The appellant asserts that the ruling of the trial judge in forcing him to proceed with a public defender who was unprepared and unwanted abridged his right to the effective assistance of counsel. We cannot agree with this contention. Although on the morning of trial the public defender stated that he felt he was unprepared for trial, this statement was made prior to his 40 minute conference with the appellant. The rule is clear that shortness of time in the preparation of a defense or in conference with a client does not per se constitute ineffective assistance of counsel. Commonwealth v. Owens, 454 Pa. 268, 312 A.2d 378 (1973); Commonwealth v. Hill, 450 Pa. 477, 301 A.2d 587 (1973); Commonwealth v. Skipper, 440 Pa. 576, 271 A.2d 476 (1970). To find an abridgment of the right to effective assistance of counsel this Court must make an independent review of the record, Commonwealth v. Bronson, 457 Pa. 66, 321 A.2d 645 (1974); see Commonwealth v. Russell, 456 Pa. 559, 322 A.2d 127 (1974), to determine whether an accused's rights have been adequately protected. Commonwealth v. Pride, 450 Pa. 557, 301 A.2d 582 (1973). "The seminal question in determining whether a defendant was denied effective assistance of counsel is whether the course chosen by defense counsel had some reasonable basis designed to effectuate his client's interests." Commonwealth v. Hosack, 459 Pa. 27, 33, 326 A.2d 352, 355 (1974).

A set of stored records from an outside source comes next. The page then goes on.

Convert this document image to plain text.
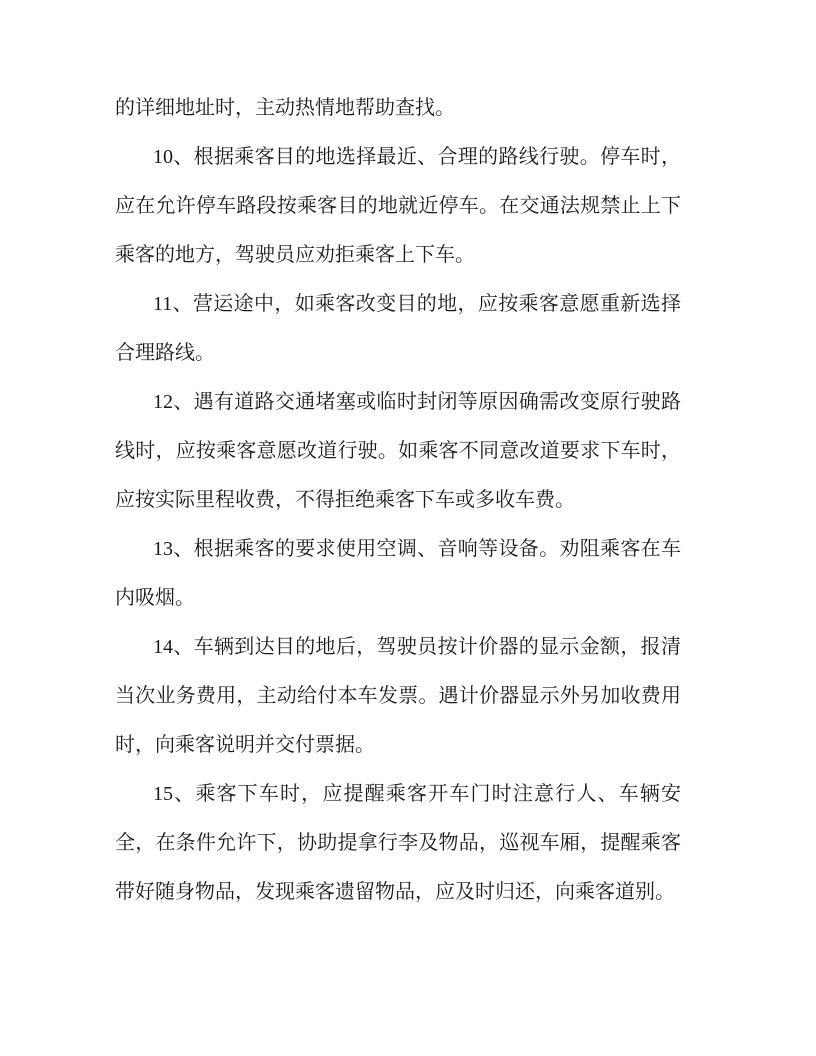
的详细地址时，主动热情地帮助查找。
10、根据乘客目的地选择最近、合理的路线行驶。停车时，
应在允许停车路段按乘客目的地就近停车。在交通法规禁止上下
乘客的地方，驾驶员应劝拒乘客上下车。
11、营运途中，如乘客改变目的地，应按乘客意愿重新选择
合理路线。
12、遇有道路交通堵塞或临时封闭等原因确需改变原行驶路
线时，应按乘客意愿改道行驶。如乘客不同意改道要求下车时，
应按实际里程收费，不得拒绝乘客下车或多收车费。
13、根据乘客的要求使用空调、音响等设备。劝阻乘客在车
内吸烟。
14、车辆到达目的地后，驾驶员按计价器的显示金额，报清
当次业务费用，主动给付本车发票。遇计价器显示外另加收费用
时，向乘客说明并交付票据。
15、乘客下车时，应提醒乘客开车门时注意行人、车辆安
全，在条件允许下，协助提拿行李及物品，巡视车厢，提醒乘客
带好随身物品，发现乘客遗留物品，应及时归还，向乘客道别。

The record reveals that Mr. Somerton, an able and experienced criminal lawyer, vigorously represented and protected his client. Counsel's stewardship of the case was not only "within the permissible range of prudent representation of his client's interests", Commonwealth v. Ganss, 440 Pa. 602, 606, 271 A.2d 224, 226 (1970), but was of a character which best exemplifies the profession. The appellant's only specific claim raised against his counsel was that he should have produced a witness. However, appellant admitted that he did not know the address or whereabouts of the alleged witness. We find from the record that appellant's right to the effective assistance of counsel was not abridged.
Judgment affirmed.
Cercone, J., concurs in the result.
. See Commonwealth v. Cruz, 226 Pa. Superior Ct. 241, 311 A.2d 691 (1973), where this Court granted a new trial when the defendant was observed in the courtroom while handcuffed.